Sorgen und Nöte vor der Kamera
Die Protagonisten werden bei alltäglichen Verrichtungen oder ihrer Arbeit gezeigt, sofern sie ihr noch nachgehen dürfen. Vor der Kamera erzählen sie von ihren Sorgen und Nöten, so wie ein Krankenhausangestellter in Brasilien, der in Favelas gratis Masken verteilt und nun von seinem Lebensgefährten getrennt lebt, aus Angst, ihn anzustecken. Bei einem Paar im bolivianischen Cochabamba kriselt es doppelt: wegen Corona und ihrer zerrütteten Ehe. Die räumliche Enge macht die Lage nicht besser.
Bei einigen Protagonisten verschärft die Pandemie Träume von Eigenständigkeit oder Selbstverwirklichung.
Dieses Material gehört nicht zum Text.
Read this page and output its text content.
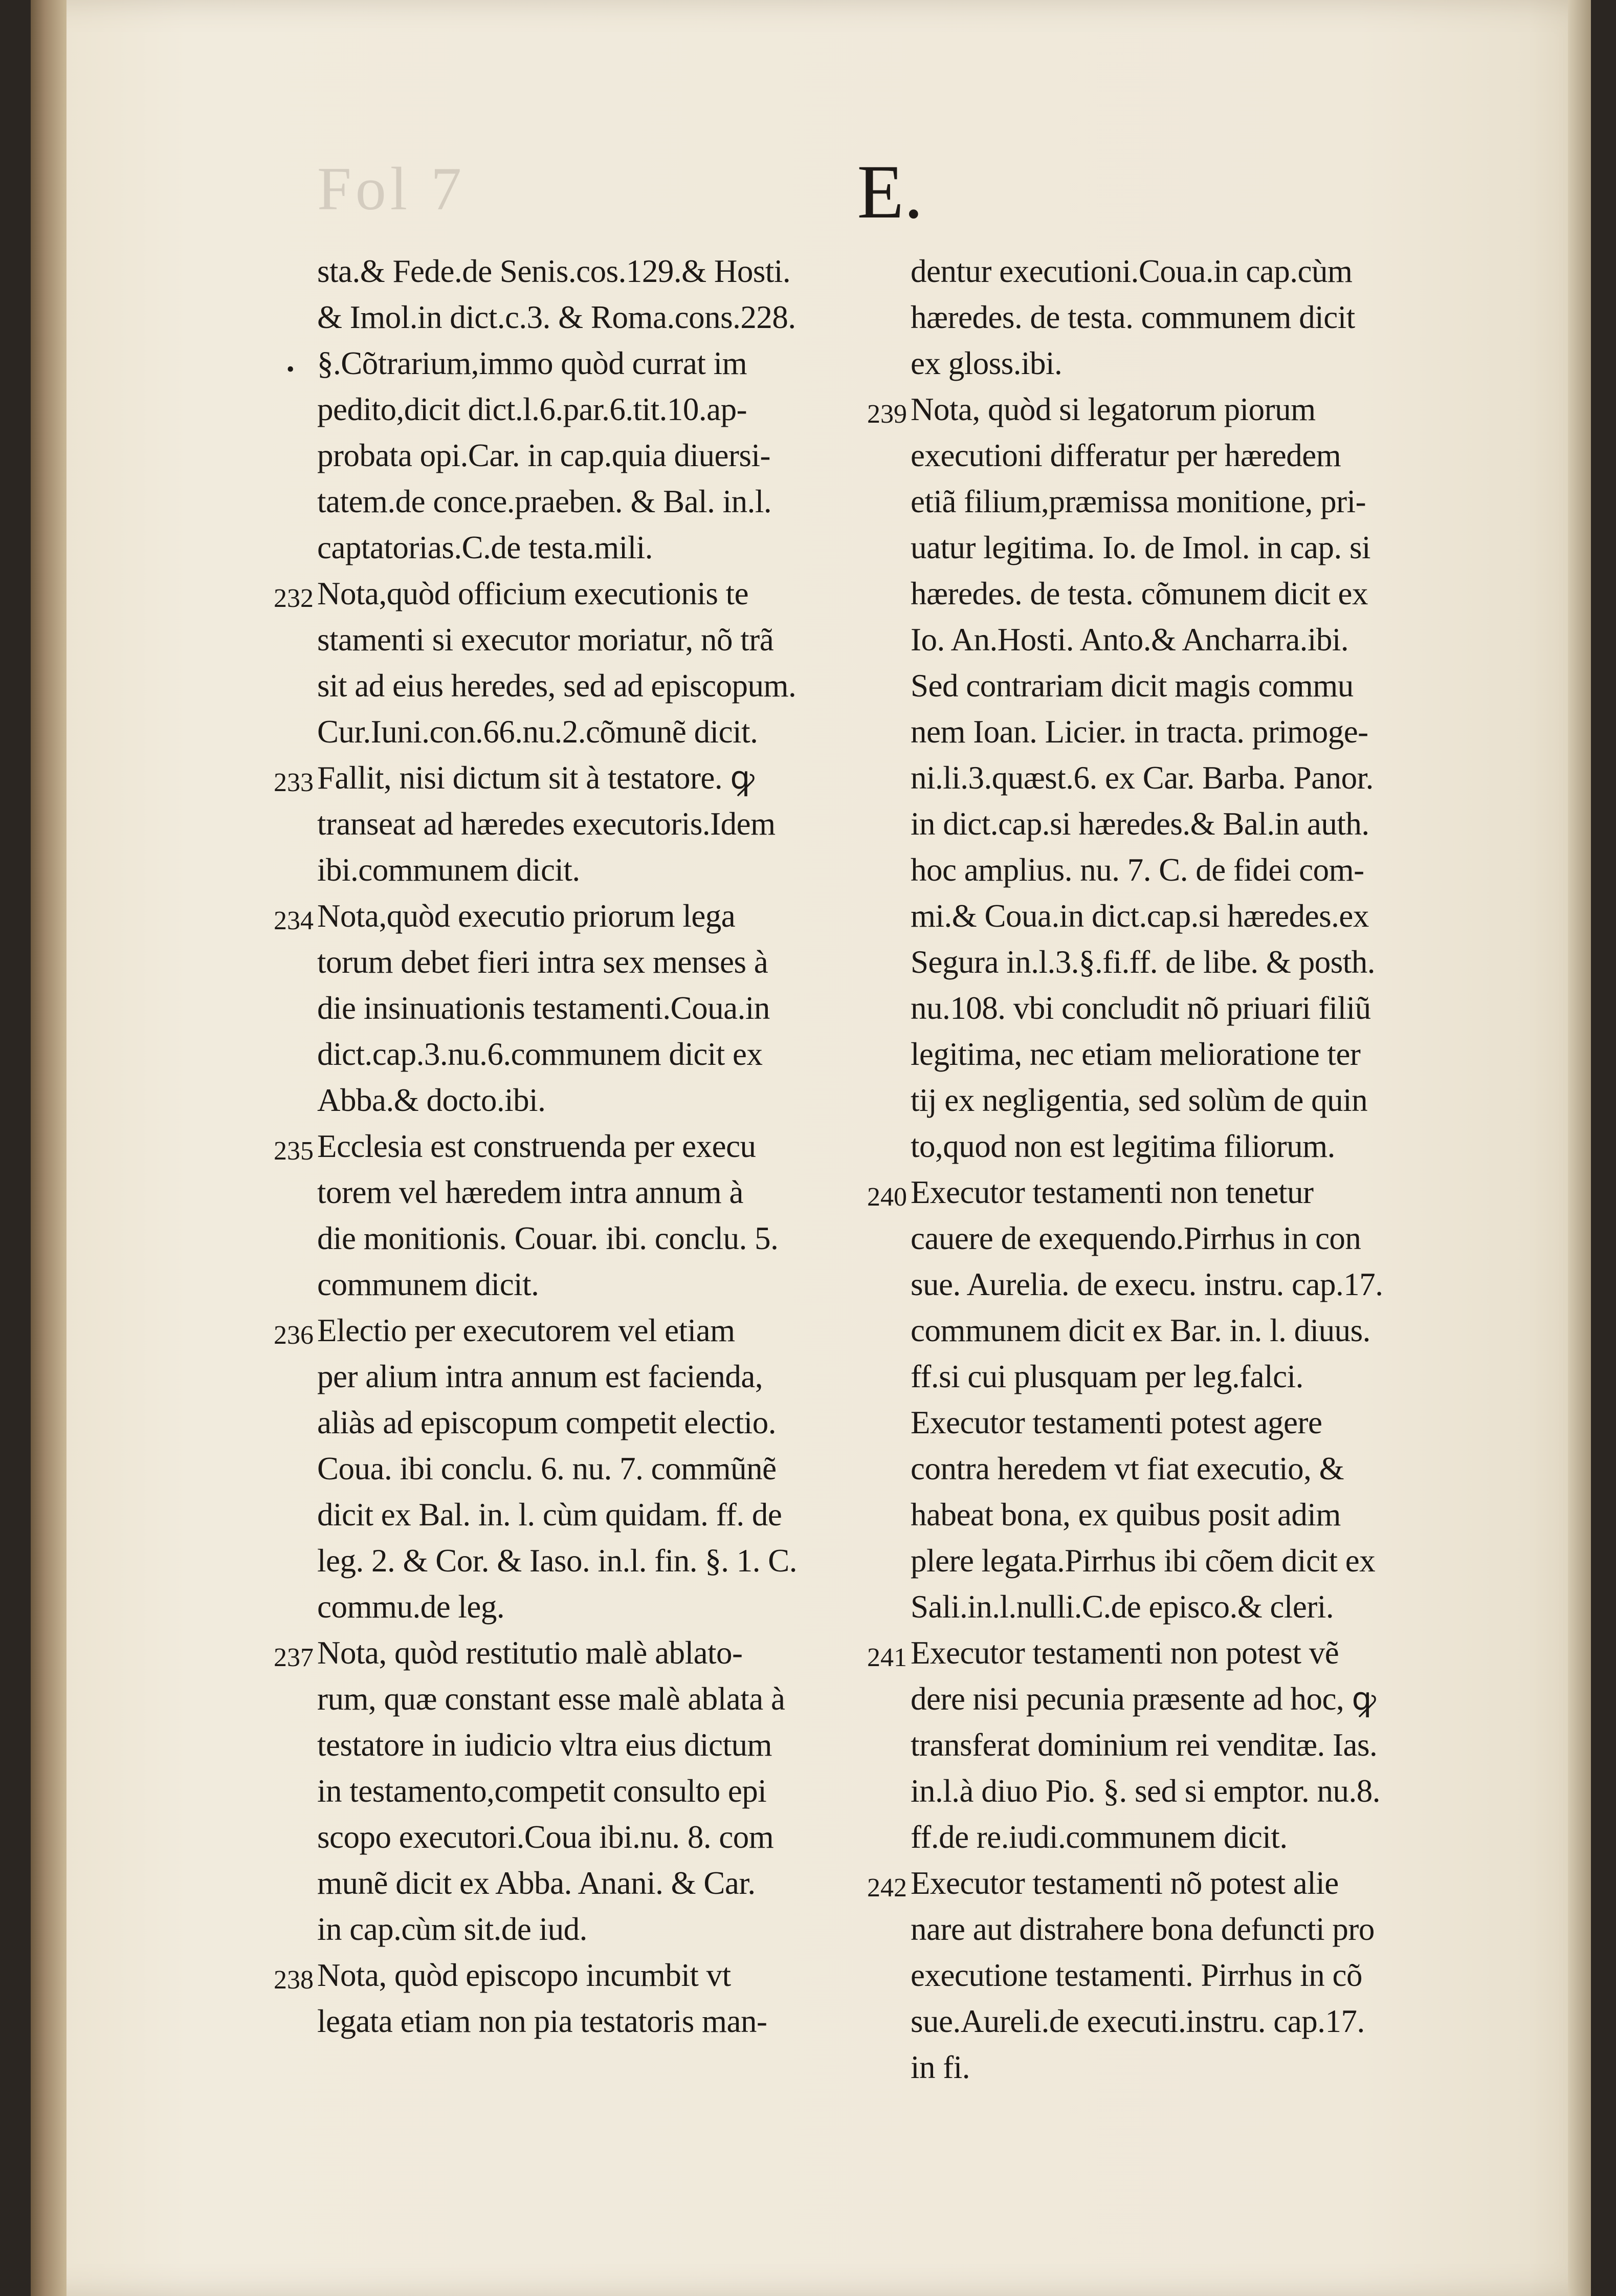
Fol 7	E.
sta.& Fede.de Senis.cos.129.& Hosti.
& Imol.in dict.c.3. & Roma.cons.228.
• §.Cõtrarium,immo quòd currat im
pedito,dicit dict.l.6.par.6.tit.10.ap-
probata opi.Car. in cap.quia diuersi-
tatem.de conce.praeben. & Bal. in.l.
captatorias.C.de testa.mili.
232 Nota,quòd officium executionis te
stamenti si executor moriatur, nõ trã
sit ad eius heredes, sed ad episcopum.
Cur.Iuni.con.66.nu.2.cõmunẽ dicit.
233 Fallit, nisi dictum sit à testatore. ꝙ
transeat ad hæredes executoris.Idem
ibi.communem dicit.
234 Nota,quòd executio priorum lega
torum debet fieri intra sex menses à
die insinuationis testamenti.Coua.in
dict.cap.3.nu.6.communem dicit ex
Abba.& docto.ibi.
235 Ecclesia est construenda per execu
torem vel hæredem intra annum à
die monitionis. Couar. ibi. conclu. 5.
communem dicit.
236 Electio per executorem vel etiam
per alium intra annum est facienda,
aliàs ad episcopum competit electio.
Coua. ibi conclu. 6. nu. 7. commũnẽ
dicit ex Bal. in. l. cùm quidam. ff. de
leg. 2. & Cor. & Iaso. in.l. fin. §. 1. C.
commu.de leg.
237 Nota, quòd restitutio malè ablato-
rum, quæ constant esse malè ablata à
testatore in iudicio vltra eius dictum
in testamento,competit consulto epi
scopo executori.Coua ibi.nu. 8. com
munẽ dicit ex Abba. Anani. & Car.
in cap.cùm sit.de iud.
238 Nota, quòd episcopo incumbit vt
legata etiam non pia testatoris man-
dentur executioni.Coua.in cap.cùm
hæredes. de testa. communem dicit
ex gloss.ibi.
239 Nota, quòd si legatorum piorum
executioni differatur per hæredem
etiã filium,præmissa monitione, pri-
uatur legitima. Io. de Imol. in cap. si
hæredes. de testa. cõmunem dicit ex
Io. An.Hosti. Anto.& Ancharra.ibi.
Sed contrariam dicit magis commu
nem Ioan. Licier. in tracta. primoge-
ni.li.3.quæst.6. ex Car. Barba. Panor.
in dict.cap.si hæredes.& Bal.in auth.
hoc amplius. nu. 7. C. de fidei com-
mi.& Coua.in dict.cap.si hæredes.ex
Segura in.l.3.§.fi.ff. de libe. & posth.
nu.108. vbi concludit nõ priuari filiũ
legitima, nec etiam melioratione ter
tij ex negligentia, sed solùm de quin
to,quod non est legitima filiorum.
240 Executor testamenti non tenetur
cauere de exequendo.Pirrhus in con
sue. Aurelia. de execu. instru. cap.17.
communem dicit ex Bar. in. l. diuus.
ff.si cui plusquam per leg.falci.
Executor testamenti potest agere
contra heredem vt fiat executio, &
habeat bona, ex quibus posit adim
plere legata.Pirrhus ibi cõem dicit ex
Sali.in.l.nulli.C.de episco.& cleri.
241 Executor testamenti non potest vẽ
dere nisi pecunia præsente ad hoc, ꝙ
transferat dominium rei venditæ. Ias.
in.l.à diuo Pio. §. sed si emptor. nu.8.
ff.de re.iudi.communem dicit.
242 Executor testamenti nõ potest alie
nare aut distrahere bona defuncti pro
executione testamenti. Pirrhus in cõ
sue.Aureli.de executi.instru. cap.17.
in fi.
So muss eine israelische Künstlerin aus Haifa wieder bei ihrer ultraorthodoxen Familie einziehen, von der sie sich losgelöst hatte. In Nairobi wiederum sorgt sich eine alleinerziehende Schuhputzerin um ihre 14-jährige Tochter, die nicht mehr zur Schule darf und die Tage allein zu Hause verbringt.
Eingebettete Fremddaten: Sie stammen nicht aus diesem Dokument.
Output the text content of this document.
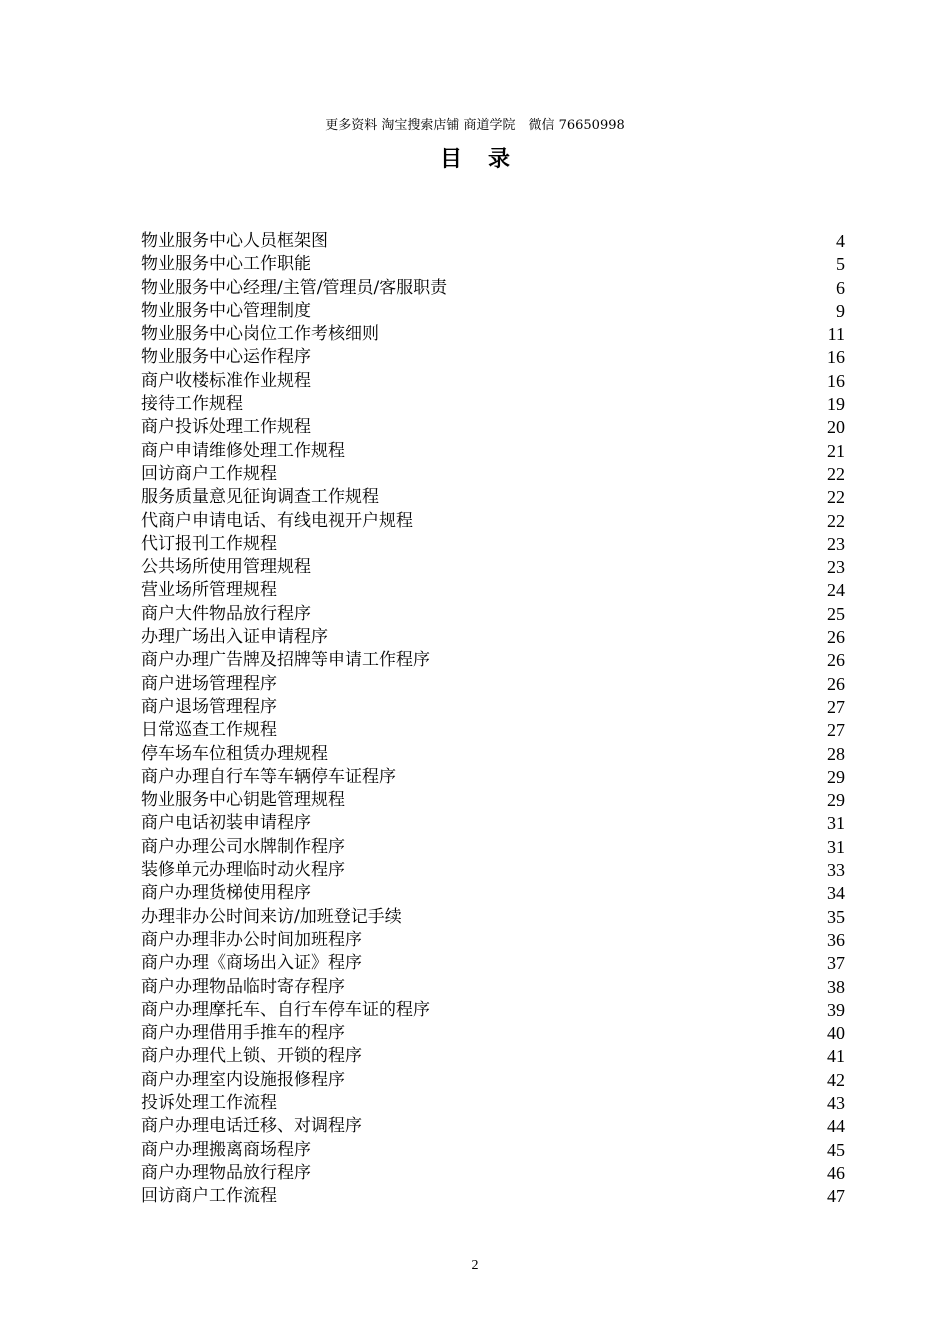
更多资料 淘宝搜索店铺 商道学院　微信 76650998
目录
物业服务中心人员框架图	4
物业服务中心工作职能	5
物业服务中心经理/主管/管理员/客服职责	6
物业服务中心管理制度	9
物业服务中心岗位工作考核细则	11
物业服务中心运作程序	16
商户收楼标准作业规程	16
接待工作规程	19
商户投诉处理工作规程	20
商户申请维修处理工作规程	21
回访商户工作规程	22
服务质量意见征询调查工作规程	22
代商户申请电话、有线电视开户规程	22
代订报刊工作规程	23
公共场所使用管理规程	23
营业场所管理规程	24
商户大件物品放行程序	25
办理广场出入证申请程序	26
商户办理广告牌及招牌等申请工作程序	26
商户进场管理程序	26
商户退场管理程序	27
日常巡查工作规程	27
停车场车位租赁办理规程	28
商户办理自行车等车辆停车证程序	29
物业服务中心钥匙管理规程	29
商户电话初装申请程序	31
商户办理公司水牌制作程序	31
装修单元办理临时动火程序	33
商户办理货梯使用程序	34
办理非办公时间来访/加班登记手续	35
商户办理非办公时间加班程序	36
商户办理《商场出入证》程序	37
商户办理物品临时寄存程序	38
商户办理摩托车、自行车停车证的程序	39
商户办理借用手推车的程序	40
商户办理代上锁、开锁的程序	41
商户办理室内设施报修程序	42
投诉处理工作流程	43
商户办理电话迁移、对调程序	44
商户办理搬离商场程序	45
商户办理物品放行程序	46
回访商户工作流程	47
2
Jede Geschichte gibt einen Einblick in unterschiedlichste Lebensverhältnisse und -einstellungen, nicht zuletzt auch in jene des indigenen Kuikuro-Stamms im brasilianischen Amazonas-Gebiet, den das Virus trotz aller Vorsichtsmaßnahmen heimsucht. Einige Geschichten berühren mehr als andere, doch erweist sich insbesondere die Ambition des Dokumentarfilms, möglichst weltumspannend zu erzählen, als Schwäche. Den Fimemachern standen 160 Stunden Rohmaterial zur Verfügung, aus dem sie einen zweistündigen Film zusammenschnitten; bei einer Reduzierung der Protagonisten hätte einiges vertieft werden können.
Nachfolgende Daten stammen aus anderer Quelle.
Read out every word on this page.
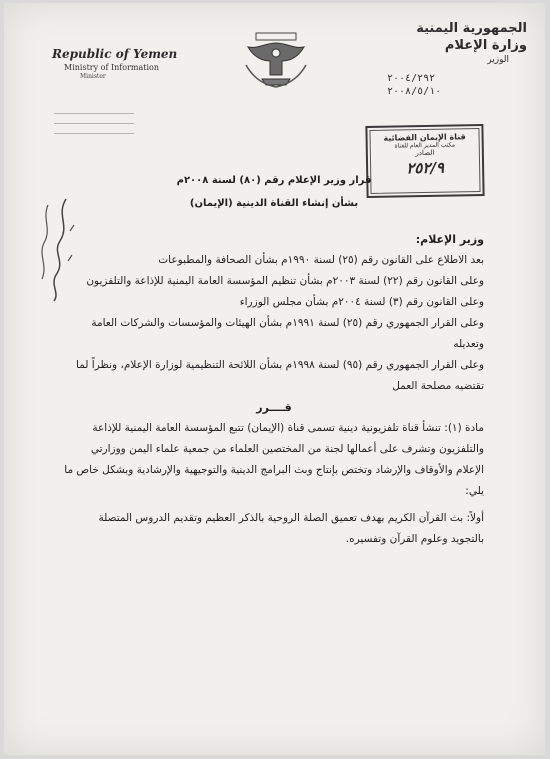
Republic of Yemen
Ministry of Information
Minister
الجمهورية اليمنية
وزارة الإعلام
الوزير
٢٠٠٤/٢٩٢
٢٠٠٨/٥/١٠
قناة الإيمان الفضائية
مكتب المدير العام للقناة
الصادر
٢٥٢/٩
قرار وزير الإعلام رقم (٨٠) لسنة ٢٠٠٨م
بشأن إنشاء القناة الدينية (الإيمان)
وزير الإعلام:
بعد الاطلاع على القانون رقم (٢٥) لسنة ١٩٩٠م بشأن الصحافة والمطبوعات
وعلى القانون رقم (٢٢) لسنة ٢٠٠٣م بشأن تنظيم المؤسسة العامة اليمنية للإذاعة والتلفزيون
وعلى القانون رقم (٣) لسنة ٢٠٠٤م بشأن مجلس الوزراء
وعلى القرار الجمهوري رقم (٢٥) لسنة ١٩٩١م بشأن الهيئات والمؤسسات والشركات العامة وتعديله
وعلى القرار الجمهوري رقم (٩٥) لسنة ١٩٩٨م بشأن اللائحة التنظيمية لوزارة الإعلام، ونظراً لما تقتضيه مصلحة العمل
قــــرر
مادة (١): تنشأ قناة تلفزيونية دينية تسمى قناة (الإيمان) تتبع المؤسسة العامة اليمنية للإذاعة والتلفزيون وتشرف على أعمالها لجنة من المختصين العلماء من جمعية علماء اليمن ووزارتي الإعلام والأوقاف والإرشاد وتختص بإنتاج وبث البرامج الدينية والتوجيهية والإرشادية وبشكل خاص ما يلي:
أولاً: بث القرآن الكريم بهدف تعميق الصلة الروحية بالذكر العظيم وتقديم الدروس المتصلة بالتجويد وعلوم القرآن وتفسيره.
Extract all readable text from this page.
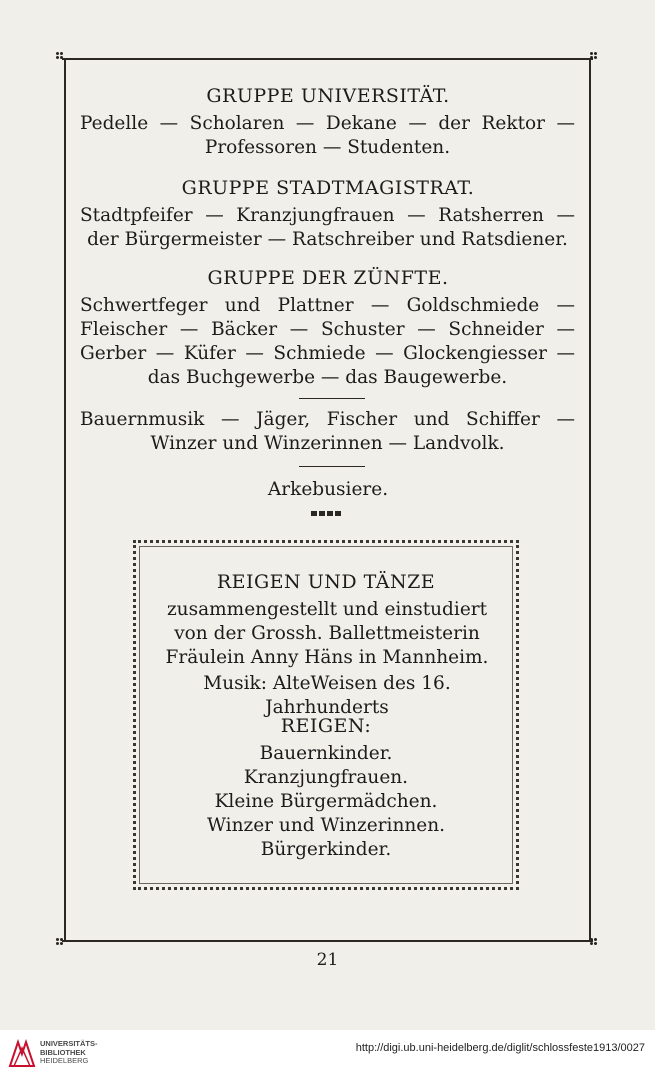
GRUPPE UNIVERSITÄT.
Pedelle — Scholaren — Dekane — der Rektor — Professoren — Studenten.
GRUPPE STADTMAGISTRAT.
Stadtpfeifer — Kranzjungfrauen — Ratsherren — der Bürgermeister — Ratschreiber und Ratsdiener.
GRUPPE DER ZÜNFTE.
Schwertfeger und Plattner — Goldschmiede — Fleischer — Bäcker — Schuster — Schneider — Gerber — Küfer — Schmiede — Glockengiesser — das Buchgewerbe — das Baugewerbe.
Bauernmusik — Jäger, Fischer und Schiffer — Winzer und Winzerinnen — Landvolk.
Arkebusiere.
REIGEN UND TÄNZE
zusammengestellt und einstudiert von der Grossh. Ballettmeisterin Fräulein Anny Häns in Mannheim.
Musik: AlteWeisen des 16. Jahrhunderts
REIGEN:
Bauernkinder.
Kranzjungfrauen.
Kleine Bürgermädchen.
Winzer und Winzerinnen.
Bürgerkinder.
21
UNIVERSITÄTS-
BIBLIOTHEK
HEIDELBERG
http://digi.ub.uni-heidelberg.de/diglit/schlossfeste1913/0027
Weltweit in einer ähnlichen Lage
Fenn und seine Teams arbeiten die nivellierende Kraft der Pandemie heraus, die Menschen unterschiedlichster ethnischer Herkunft, Kultur, Religion und sozialer Stellung weltweit in eine ähnliche Lage versetzt. Der Film zeigt auch, dass sozial Schwächere erheblich mehr unter der Krise leiden. Doch wirklich harte Schicksale bleiben ausgespart. Die Regie setzt ästhetische Prioritäten, konzentriert sich auf ihre – oft aus der Vogelperspektive komponierten – schönen Bilder, die eine globale Gültigkeit beschwören, sowie auf ihren bedeutungsvoll anmutenden, dröhnenden Soundtrack.
Dennoch bildet „Die Welt jenseits der Stille“ ein wohltuendes filmisches Gegengewicht zu den von Hiobsbotschaften und kaum erträglichen Bildern geprägten gängigen Fernsehreportagen und kann sich eines verständnisvollen Publikums gewiss sein.